I have been puzzled for some time now on a UnicodeEncodeError exception that i get when unicode characters are getting posted to the server.
After testing several options i can work around the exception but it does not feel right so i thought to post the issue + the solution that seems to work for me here.
On this website a form gets posted to the server through an ajax call. Basically the form is serialized using jquery ($(".form").serialize();) and then send to the server as one parameter. Since the whole form is posted as one parameter, the standard decoding on .GET/.POST won't help me but return the (still) urlencoded form data. So i need to decode it myself which i do as follows:
from urllib import unquote
return QueryDict(unquote(request.POST["f"])))

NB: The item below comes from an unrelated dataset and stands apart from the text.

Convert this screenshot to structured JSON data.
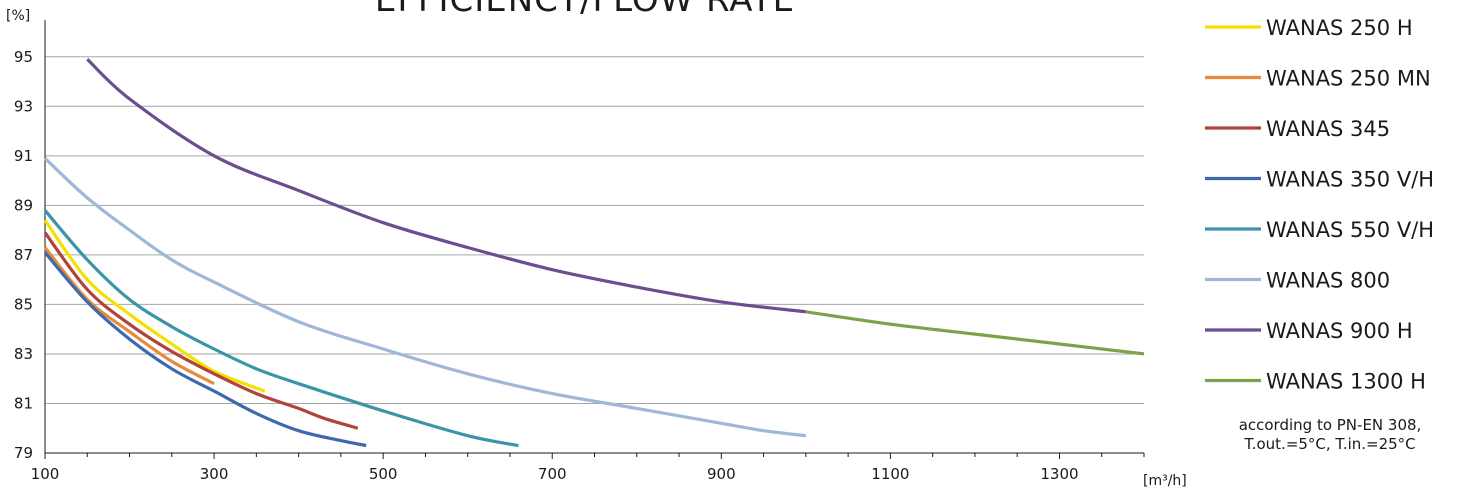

Now the constructor of QD raises an exception only if there are unicoded characters in the form. As an example one field can be "Kroati%C3%AB"
File "/env/python/local/lib/python2.7/site-packages/django/http/request.py", line 357, in __init__
value = value.decode(encoding)
File "/env/python/lib/python2.7/encodings/utf_8.py", line 16, in decode
return codecs.utf_8_decode(input, errors, True)
Now i found that the input query-string to the QD is actually a unicode string (u'....') and it's encoding is utf-8. And i think that is where the problem lies, because utf-8 encoded can be expressed in a 8-bit string (str(...)) iso a unicode(...).
And i can solve this exception by casting the input to str().
Simplified in a shell session:
>>> unquote(u'Kroati%C3%AB').decode('utf-8')
Traceback (most recent call last):
File "<console>", line 1, in <module>
File "/home/pbor/djangoVillaSearch/site/env/python/lib/python2.7/encodings/utf_8.py", line 16, in decode
return codecs.utf_8_decode(input, errors, True)
UnicodeEncodeError: 'ascii' codec can't encode characters in position 6-7: ordinal not in range(128)
>>> unquote('Kroati%C3%AB').decode('utf-8')
u'Kroati\xeb'
Does this make sense?
Paul